Speaking in soft voices, the kids, all between ages 8 and 12, took stabs at the question. Did it involve digging up bows and arrows? What about the bones of Woolly Mammoths eaten by early humans? None of them said anything about dinosaurs, which Clearman later said is a common guess. Their answers, she said, were close.
“Archaeologists are kind of like detectives,” explained Clearman, a research assistant and graduate student at Portland State University.
She said that archaeologists use clues and the scientific method to “tell a story of who was there.” She explained that the area the kids were sitting in had thousands of years of history and was once used by native people to cultivate Camas. They were about to get first-hand exposure to that history as part of Kids Dig!, a program where kids engage in a mock excavation digging up, screening and identifying real historical artifacts.
She gave kids a rundown of the excavation: they’d be using trowels and other tools to dig in dirt pits for artifacts, using screens and brushes to dust them off. Finally, they would write down what they found. The kids grabbed work gloves from a bucket and got to work in groups at four different sites.
Using trowels and dustpans, they shoveled dirt onto screens placed over buckets. They sifted dirt away to reveal more modern objects such as old tennis balls and mugs. As they continued digging, they found artifacts from older eras: shards of ceramic plates, smoking pipes, fur and obsidian used by indigenous people to make tools.
“It’s a seashell,” remarked Keona Clark, 12, who was visiting from Georgia.
As the kids continued to dig, volunteers asked them what kind of story the objects told. Some kids found worms. Another found a glass ring. Another said he found a “bunch of goobers.”

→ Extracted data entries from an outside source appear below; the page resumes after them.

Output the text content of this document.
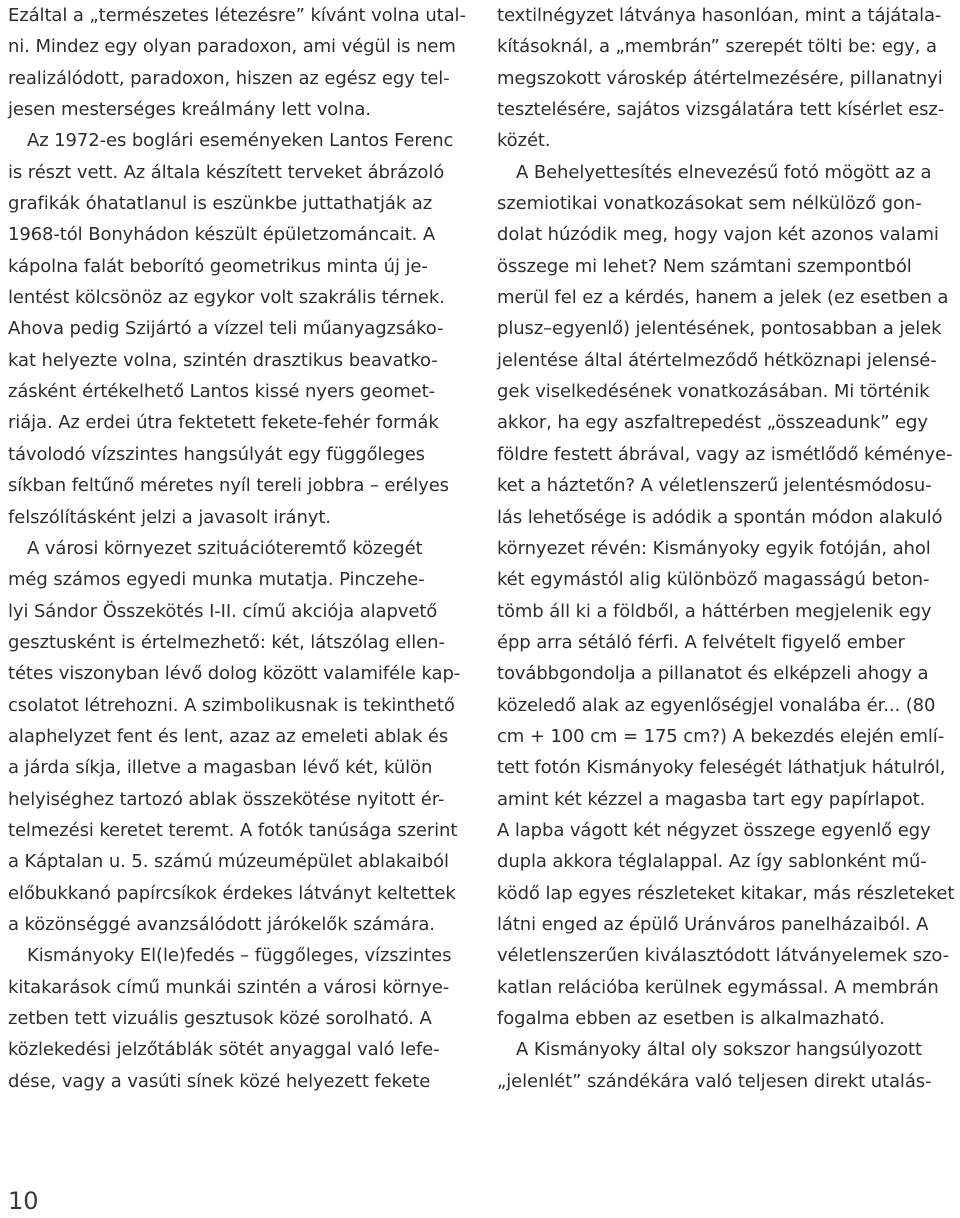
Ezáltal a „természetes létezésre” kívánt volna utal-
ni. Mindez egy olyan paradoxon, ami végül is nem
realizálódott, paradoxon, hiszen az egész egy tel-
jesen mesterséges kreálmány lett volna.
Az 1972-es boglári eseményeken Lantos Ferenc
is részt vett. Az általa készített terveket ábrázoló
grafikák óhatatlanul is eszünkbe juttathatják az
1968-tól Bonyhádon készült épületzománcait. A
kápolna falát beborító geometrikus minta új je-
lentést kölcsönöz az egykor volt szakrális térnek.
Ahova pedig Szijártó a vízzel teli műanyagzsáko-
kat helyezte volna, szintén drasztikus beavatko-
zásként értékelhető Lantos kissé nyers geomet-
riája. Az erdei útra fektetett fekete-fehér formák
távolodó vízszintes hangsúlyát egy függőleges
síkban feltűnő méretes nyíl tereli jobbra – erélyes
felszólításként jelzi a javasolt irányt.
A városi környezet szituációteremtő közegét
még számos egyedi munka mutatja. Pinczehe-
lyi Sándor Összekötés I-II. című akciója alapvető
gesztusként is értelmezhető: két, látszólag ellen-
tétes viszonyban lévő dolog között valamiféle kap-
csolatot létrehozni. A szimbolikusnak is tekinthető
alaphelyzet fent és lent, azaz az emeleti ablak és
a járda síkja, illetve a magasban lévő két, külön
helyiséghez tartozó ablak összekötése nyitott ér-
telmezési keretet teremt. A fotók tanúsága szerint
a Káptalan u. 5. számú múzeumépület ablakaiból
előbukkanó papírcsíkok érdekes látványt keltettek
a közönséggé avanzsálódott járókelők számára.
Kismányoky El(le)fedés – függőleges, vízszintes
kitakarások című munkái szintén a városi környe-
zetben tett vizuális gesztusok közé sorolható. A
közlekedési jelzőtáblák sötét anyaggal való lefe-
dése, vagy a vasúti sínek közé helyezett fekete
textilnégyzet látványa hasonlóan, mint a tájátala-
kításoknál, a „membrán” szerepét tölti be: egy, a
megszokott városkép átértelmezésére, pillanatnyi
tesztelésére, sajátos vizsgálatára tett kísérlet esz-
közét.
A Behelyettesítés elnevezésű fotó mögött az a
szemiotikai vonatkozásokat sem nélkülöző gon-
dolat húzódik meg, hogy vajon két azonos valami
összege mi lehet? Nem számtani szempontból
merül fel ez a kérdés, hanem a jelek (ez esetben a
plusz–egyenlő) jelentésének, pontosabban a jelek
jelentése által átértelmeződő hétköznapi jelensé-
gek viselkedésének vonatkozásában. Mi történik
akkor, ha egy aszfaltrepedést „összeadunk” egy
földre festett ábrával, vagy az ismétlődő kéménye-
ket a háztetőn? A véletlenszerű jelentésmódosu-
lás lehetősége is adódik a spontán módon alakuló
környezet révén: Kismányoky egyik fotóján, ahol
két egymástól alig különböző magasságú beton-
tömb áll ki a földből, a háttérben megjelenik egy
épp arra sétáló férfi. A felvételt figyelő ember
továbbgondolja a pillanatot és elképzeli ahogy a
közeledő alak az egyenlőségjel vonalába ér... (80
cm + 100 cm = 175 cm?) A bekezdés elején emlí-
tett fotón Kismányoky feleségét láthatjuk hátulról,
amint két kézzel a magasba tart egy papírlapot.
A lapba vágott két négyzet összege egyenlő egy
dupla akkora téglalappal. Az így sablonként mű-
ködő lap egyes részleteket kitakar, más részleteket
látni enged az épülő Uránváros panelházaiból. A
véletlenszerűen kiválasztódott látványelemek szo-
katlan relációba kerülnek egymással. A membrán
fogalma ebben az esetben is alkalmazható.
A Kismányoky által oly sokszor hangsúlyozott
„jelenlét” szándékára való teljesen direkt utalás-
10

“I think I found a bone or a tooth, Dad!” exclaimed Rhonin Parks, 8, of Vancouver.
Clearman said the program, which she’s been doing for four years, teaches kids that archaeology is a unique way of learning about the past: exploring why things are the way they are and why we’re here.
“It’s about the people,” she said. “It becomes a tangible connection.”
After the kids had finished digging they gathered around to share the favorite object each group had uncovered. One of the objects was from an old toy. Clearman explained that in the past kids often didn’t have many of their own things and the old toy was a rare find.
“It’s really fun when we find evidence of kids,” she said to the group.